Jun 10, 2014 at 10:03 AM
Dear Nigel

Many thanks, there is a lot of theory in your post and a lot of information.
But is it really necessary to understand all this for a simple check whether a sequence (its ambiguous so essentially a pattern) is present in another sequence or not?
There must be a simple way to do this. I can't say that I'm proficient enough to take the information above and using it construct a snippet that would do the trick.

fib
Coordinator
Jun 10, 2014 at 1:10 PM
I will post properly but I had a quick look at this over the weekend. What you are after is really a kind of string pattern search, which is available readily, but is complicated by the ambiguity. We have an extension library which helps with this as well, but obese trying to find a simpler method in the standard libs without resort to the alignments.

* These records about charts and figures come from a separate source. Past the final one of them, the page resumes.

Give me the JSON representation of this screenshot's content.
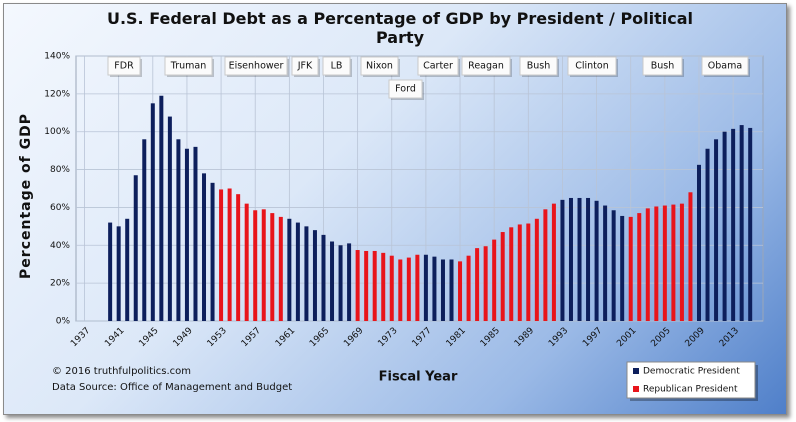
{
  "chart_data": {
    "type": "bar",
    "title": "U.S. Federal Debt as a Percentage of GDP by President / Political Party",
    "x_label": "Fiscal Year",
    "y_label": "Percentage of GDP",
    "footer": [
      "© 2016  truthfulpolitics.com",
      "Data Source:  Office of Management and Budget"
    ],
    "annotations": [
      "FDR",
      "Truman",
      "Eisenhower",
      "JFK",
      "LB",
      "Nixon",
      "Ford",
      "Carter",
      "Reagan",
      "Bush",
      "Clinton",
      "Bush",
      "Obama"
    ],
    "x": [
      1940,
      1941,
      1942,
      1943,
      1944,
      1945,
      1946,
      1947,
      1948,
      1949,
      1950,
      1951,
      1952,
      1953,
      1954,
      1955,
      1956,
      1957,
      1958,
      1959,
      1960,
      1961,
      1962,
      1963,
      1964,
      1965,
      1966,
      1967,
      1968,
      1969,
      1970,
      1971,
      1972,
      1973,
      1974,
      1975,
      1976,
      1977,
      1978,
      1979,
      1980,
      1981,
      1982,
      1983,
      1984,
      1985,
      1986,
      1987,
      1988,
      1989,
      1990,
      1991,
      1992,
      1993,
      1994,
      1995,
      1996,
      1997,
      1998,
      1999,
      2000,
      2001,
      2002,
      2003,
      2004,
      2005,
      2006,
      2007,
      2008,
      2009,
      2010,
      2011,
      2012,
      2013,
      2014,
      2015
    ],
    "series": [
      {
        "name": "Democratic President",
        "color": "#0d1f5c",
        "values": [
          52,
          50,
          54,
          77,
          96,
          115,
          119,
          108,
          96,
          91,
          92,
          78,
          73,
          null,
          null,
          null,
          null,
          null,
          null,
          null,
          null,
          54,
          52,
          50,
          48,
          45.5,
          42,
          40,
          41,
          null,
          null,
          null,
          null,
          null,
          null,
          null,
          null,
          35,
          34,
          32.5,
          32.5,
          null,
          null,
          null,
          null,
          null,
          null,
          null,
          null,
          null,
          null,
          null,
          null,
          64,
          65,
          65,
          65,
          63.5,
          61,
          58.5,
          55.5,
          null,
          null,
          null,
          null,
          null,
          null,
          null,
          null,
          82.5,
          91,
          96,
          100,
          101.5,
          103.5,
          102
        ]
      },
      {
        "name": "Republican President",
        "color": "#e8141b",
        "values": [
          null,
          null,
          null,
          null,
          null,
          null,
          null,
          null,
          null,
          null,
          null,
          null,
          null,
          69.5,
          70,
          67,
          62,
          58.5,
          59,
          57,
          55,
          null,
          null,
          null,
          null,
          null,
          null,
          null,
          null,
          37.5,
          37,
          37,
          36,
          34.5,
          32.5,
          33.5,
          35,
          null,
          null,
          null,
          null,
          31.5,
          34.5,
          38.5,
          39.5,
          43,
          47,
          49.5,
          51,
          51.5,
          54,
          59,
          62,
          null,
          null,
          null,
          null,
          null,
          null,
          null,
          null,
          55,
          57,
          59.5,
          60.5,
          61,
          61.5,
          62,
          68,
          null,
          null,
          null,
          null,
          null,
          null,
          null
        ]
      }
    ],
    "xlim": [
      1936,
      2016.5
    ],
    "xticks": [
      1937,
      1941,
      1945,
      1949,
      1953,
      1957,
      1961,
      1965,
      1969,
      1973,
      1977,
      1981,
      1985,
      1989,
      1993,
      1997,
      2001,
      2005,
      2009,
      2013
    ],
    "ylim": [
      0,
      140
    ],
    "yticks": [
      {
        "value": 0,
        "label": "0%"
      },
      {
        "value": 20,
        "label": "20%"
      },
      {
        "value": 40,
        "label": "40%"
      },
      {
        "value": 60,
        "label": "60%"
      },
      {
        "value": 80,
        "label": "80%"
      },
      {
        "value": 100,
        "label": "100%"
      },
      {
        "value": 120,
        "label": "120%"
      },
      {
        "value": 140,
        "label": "140%"
      }
    ],
    "grid": true,
    "legend": "bottom-right"
  }
}
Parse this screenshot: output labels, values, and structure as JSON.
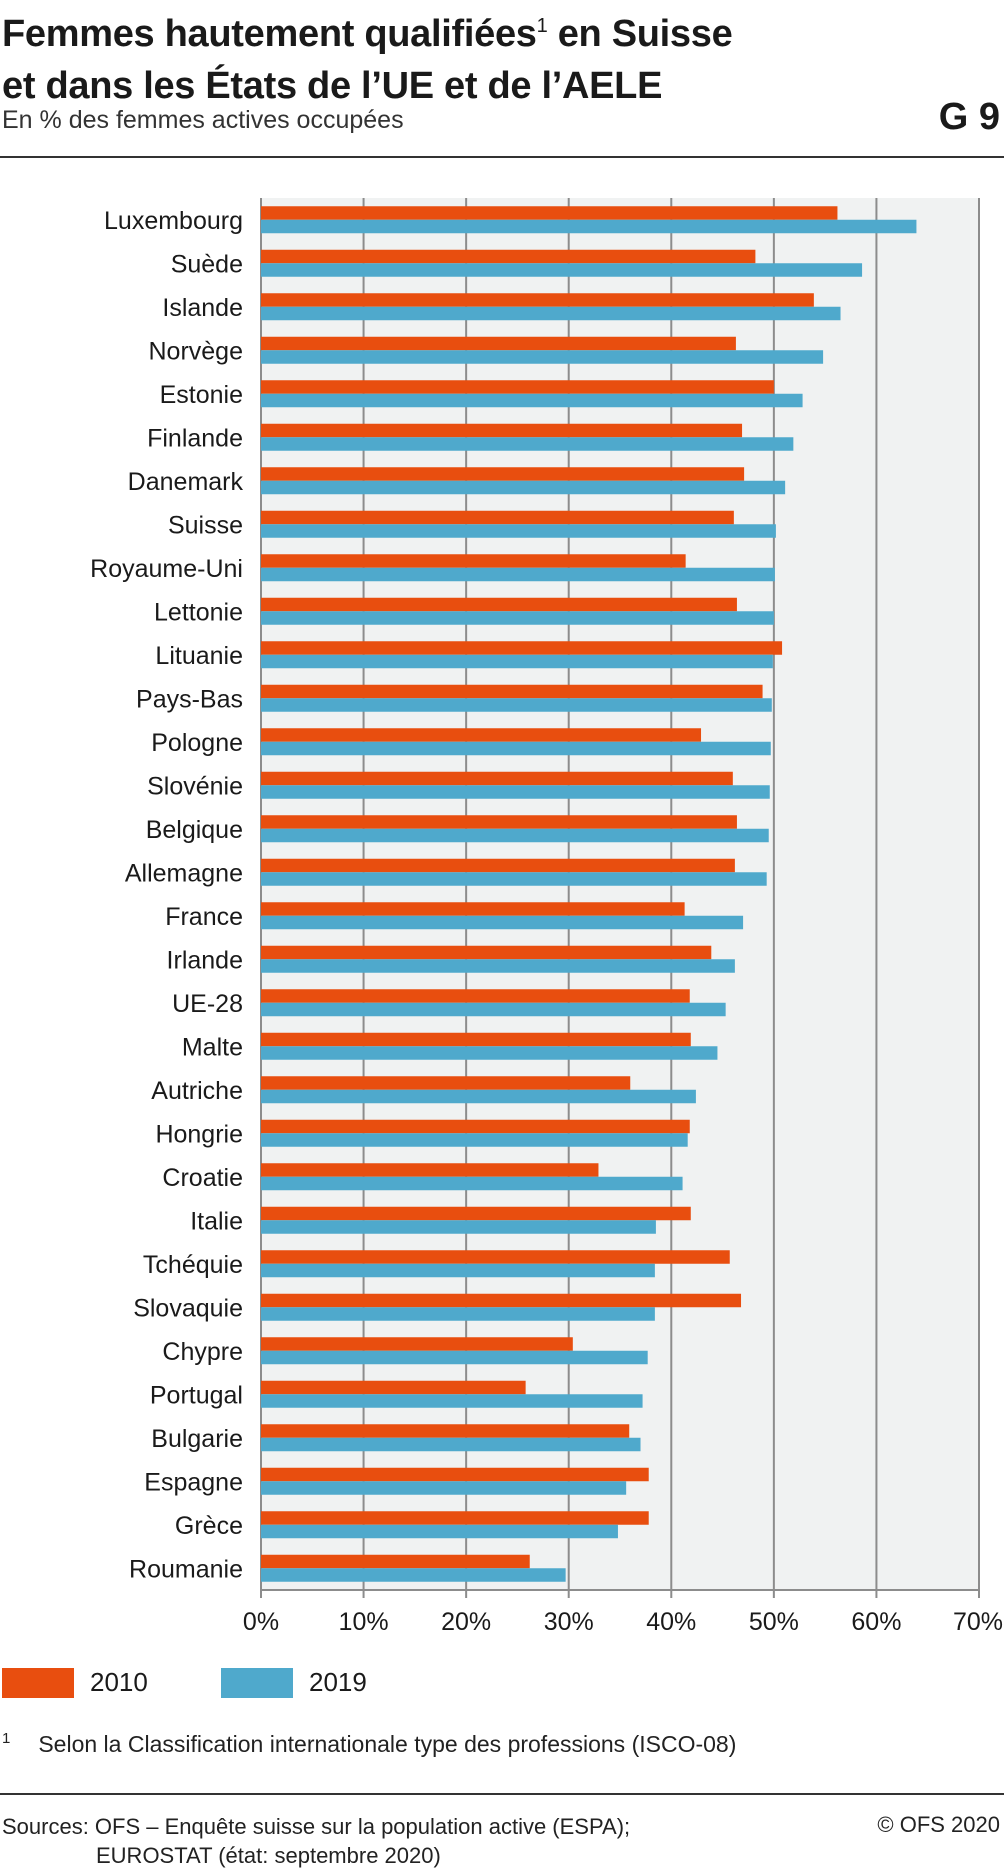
{
  "header": {
    "title_line1": "Femmes hautement qualifiées",
    "title_sup": "1",
    "title_line1_end": " en Suisse",
    "title_line2": "et dans les États de l’UE et de l’AELE",
    "subtitle": "En % des femmes actives occupées",
    "code": "G 9"
  },
  "colors": {
    "series_2010": "#e84e0f",
    "series_2019": "#4fa9cc",
    "plot_background": "#f0f2f2",
    "gridline": "#8c8c8c"
  },
  "chart_data": {
    "type": "bar",
    "orientation": "horizontal",
    "categories": [
      "Luxembourg",
      "Suède",
      "Islande",
      "Norvège",
      "Estonie",
      "Finlande",
      "Danemark",
      "Suisse",
      "Royaume-Uni",
      "Lettonie",
      "Lituanie",
      "Pays-Bas",
      "Pologne",
      "Slovénie",
      "Belgique",
      "Allemagne",
      "France",
      "Irlande",
      "UE-28",
      "Malte",
      "Autriche",
      "Hongrie",
      "Croatie",
      "Italie",
      "Tchéquie",
      "Slovaquie",
      "Chypre",
      "Portugal",
      "Bulgarie",
      "Espagne",
      "Grèce",
      "Roumanie"
    ],
    "series": [
      {
        "name": "2010",
        "values": [
          56.2,
          48.2,
          53.9,
          46.3,
          50.0,
          46.9,
          47.1,
          46.1,
          41.4,
          46.4,
          50.8,
          48.9,
          42.9,
          46.0,
          46.4,
          46.2,
          41.3,
          43.9,
          41.8,
          41.9,
          36.0,
          41.8,
          32.9,
          41.9,
          45.7,
          46.8,
          30.4,
          25.8,
          35.9,
          37.8,
          37.8,
          26.2
        ]
      },
      {
        "name": "2019",
        "values": [
          63.9,
          58.6,
          56.5,
          54.8,
          52.8,
          51.9,
          51.1,
          50.2,
          50.1,
          50.0,
          49.9,
          49.8,
          49.7,
          49.6,
          49.5,
          49.3,
          47.0,
          46.2,
          45.3,
          44.5,
          42.4,
          41.6,
          41.1,
          38.5,
          38.4,
          38.4,
          37.7,
          37.2,
          37.0,
          35.6,
          34.8,
          29.7
        ]
      }
    ],
    "xticks": [
      "0%",
      "10%",
      "20%",
      "30%",
      "40%",
      "50%",
      "60%",
      "70%"
    ],
    "xlim": [
      0,
      70
    ],
    "grid": true,
    "legend_position": "bottom-left"
  },
  "legend": [
    {
      "label": "2010"
    },
    {
      "label": "2019"
    }
  ],
  "footnote": {
    "mark": "1",
    "text": "Selon la Classification internationale type des professions (ISCO-08)"
  },
  "sources": {
    "line1": "Sources: OFS – Enquête suisse sur la population active (ESPA);",
    "line2": "EUROSTAT (état: septembre 2020)",
    "copyright": "© OFS 2020"
  }
}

As Nigel says, ignoring the order notation if you like, alignments are fine if the sequence is small but ugly otherwise. Mark or Lawrence?
Jun 17, 2014 at 3:49 PM
Yes a string pattern search, is that really "available readily"?
Actually a way around the problem would be a method that generates the set of all non-ambiguous DNA sequences from an ambiguous sequence.
May already exist, or I guess I could write that.

Good stuff with 2.0 by the way, time for me to get VS 2013
Coordinator
Jun 17, 2014 at 4:12 PM
I realize it's not a solution to what you are exactly trying to do, however I did add a cookbook entry for searching sequences as a result of this discussion: https://bio.codeplex.com/wikipage?title=boyer_moore_search
Jun 27, 2014 at 3:12 PM
Thanks for this. I played around with this and yes the cookbook entry is cool but it isn't quite what I needed.
When one searches a sequence pattern then it is usually the pattern which has ambiguous nucleotides and the sequence to be searched will be unambiguous.
There should be a solution that doesn't require one to convert sequences back into strings.
And the output should include (among other things) a basic contains/does not contain argument.